Оторвав взгляд от блюда с выпечкой, которую Роза всегда располагала с такой фотогеничной художественностью, что Сэмми до смерти не хотелось тревожить аппетитную сырную ватрушку, он заметил, как Роза многозначительно переглядывается с Джо. Такими взглядами они обменивались всякий раз, как всплывала тема личной жизни Сэмми. А когда Роза была в квартире, всплывала эта тема гораздо чаще, чем нужно.
— Что такое? — спросил Сэмми.
— Ничего.
Роза с некоторой нарочитостью развернула у себя на коленях салфетку, а Джо продолжил химичить с каким-то пружинным устройством для раздачи карт, нужным ему для выступления. Завтра вечером у него был очередной показ фокусов на бар-мицве в «Пьере». Сэмми ухватил сырную ватрушку, обрушивая дармовой поваренный шедевр Розиной пирамиды.
Для развития темы Розе никогда не требовались какие-то реальные возражения.
— Просто, — сказала она, — у тебя всегда находится отговорка.

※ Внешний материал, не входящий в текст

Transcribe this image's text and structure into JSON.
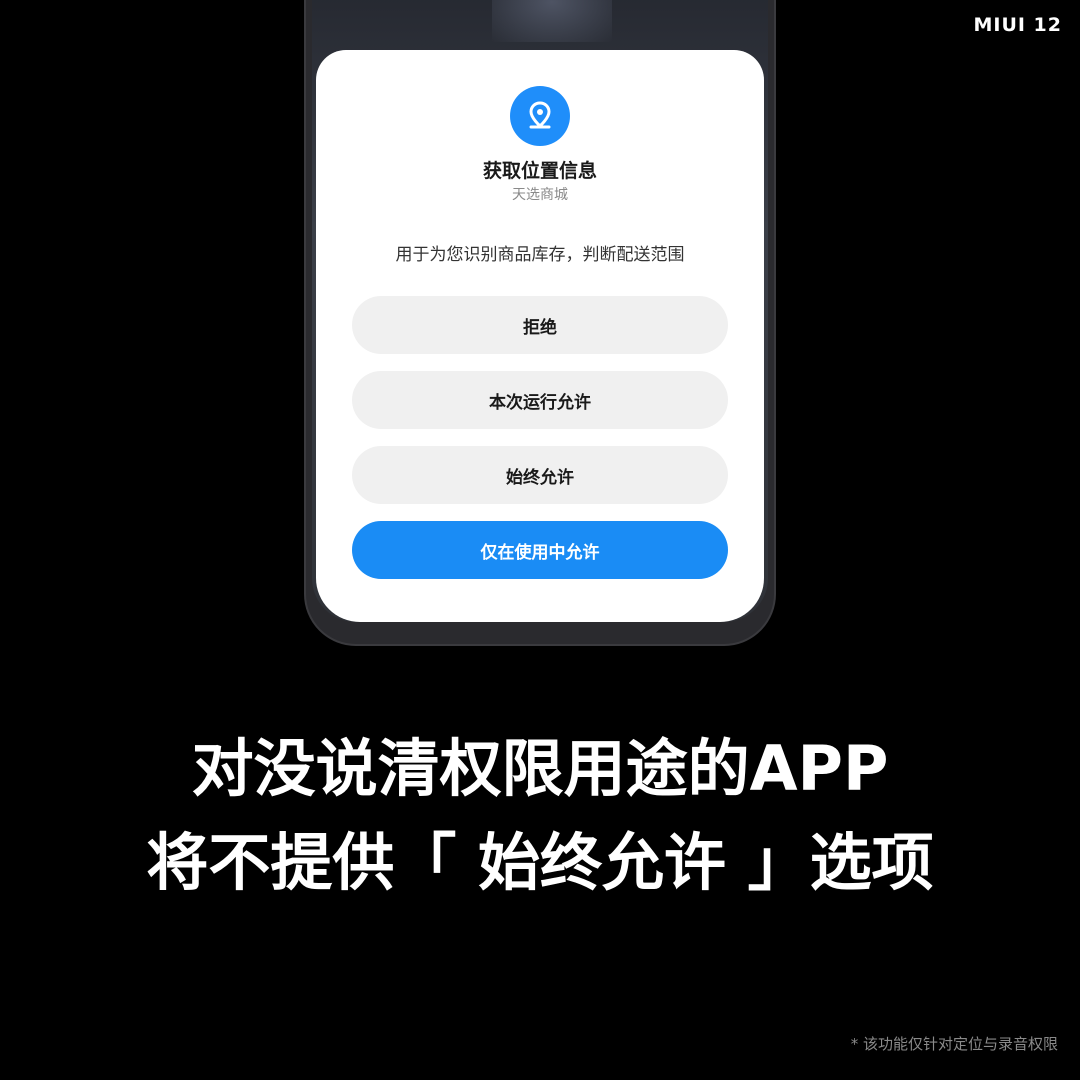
{
  "brand": {
    "logo_text": "MIUI 12"
  },
  "dialog": {
    "icon": "location-pin-icon",
    "title": "获取位置信息",
    "app_name": "天选商城",
    "description": "用于为您识别商品库存，判断配送范围",
    "buttons": [
      {
        "label": "拒绝",
        "style": "secondary"
      },
      {
        "label": "本次运行允许",
        "style": "secondary"
      },
      {
        "label": "始终允许",
        "style": "secondary"
      },
      {
        "label": "仅在使用中允许",
        "style": "primary"
      }
    ]
  },
  "headline": {
    "line1": "对没说清权限用途的APP",
    "line2": "将不提供「 始终允许 」选项"
  },
  "footnote": "* 该功能仅针对定位与录音权限",
  "colors": {
    "background": "#000000",
    "accent_blue": "#1a8cf5",
    "button_gray": "#f0f0f0",
    "dialog_bg": "#ffffff"
  }
}
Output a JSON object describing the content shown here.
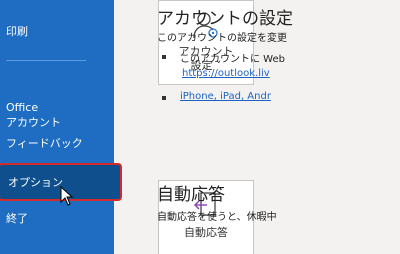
{
  "sidebar": {
    "items": [
      {
        "label": "印刷"
      },
      {
        "label": "Office\nアカウント"
      },
      {
        "label": "フィードバック"
      },
      {
        "label": "オプション"
      },
      {
        "label": "終了"
      }
    ]
  },
  "main": {
    "account": {
      "tile_label": "アカウント\n設定 ˅",
      "title": "アカウントの設定",
      "desc": "このアカウントの設定を変更",
      "bullet1": "このアカウントに Web",
      "link1": "https://outlook.liv",
      "link2": "iPhone, iPad, Andr"
    },
    "auto_reply": {
      "tile_label": "自動応答",
      "title": "自動応答",
      "desc": "自動応答を使うと、休暇中"
    }
  },
  "colors": {
    "sidebar_bg": "#1e6dc2",
    "selected_bg": "#0f4f8e",
    "highlight_border": "#d42a2a",
    "link": "#1e62c1"
  }
}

— Это не отговорка, — возразил Сэмми. — Это дисквалификация.
— А почему студентки дисквалифицированы? Напомни, а то я что-то забыла.
— Потому что рядом с ними я себе дубиной кажусь.
— Но ты вовсе не дубина. Ты прекрасно начитан, чертовски разговорчив, зарабатываешь себе на жизнь пером… ну, пусть даже пишущей машинкой.
— Я знаю. Но это иррациональное чувство. И я терпеть не могу глупых женщин. Думаю, мне с ними так скверно оттого, что сам я в университетах не обучался. И я смущаюсь, когда они начинают расспрашивать меня о том, чем я занимаюсь. Мне приходится рассказывать им, что я пишу комиксы, а потом я слышу: «Комиксы? Черт, да ведь это просто макулатура». Или, что еще хуже, эдак снисходительно: «Комиксы? Ах! Обожаю комиксы!»
— С Барбарой Дрезин тебя никогда не станет смущать то, чем ты занимаешься, — сказала Роза. — А кроме того, я уже рассказала ей, что ты также написал три романа.
— Проклятье! — вырвалось у Сэмми.
— Ах, извини.
— Послушай, Роза, сколько мне тебя просить, чтобы ты об этом больше никому не рассказывала?
— Еще раз извини. Просто я…
— Черт возьми, ведь это были дешевые романы.Мне платили за ярд.Зачем, по-твоему, для них псевдонимизобрели?
— Ладно, — сказала Роза, — успокойся. Все хорошо. Просто я думаю, что ты должен с ней познакомиться.
— Спасибо. Большое спасибо, но нет. У меня и так слишком много работы.
— Он пишет роман, — сказал Джо, очищая себе «чикиту». Похоже, он черпал немалое удовольствие в обменах репликами между своей подружкой и лучшим другом. Единственным вкладом Джо в убранство квартиры был штабель ящиков, в которых он держал свою быстро растущую коллекцию комиксов. — В свободное время, — добавил он сквозь полный рот банана. — Настоящий роман.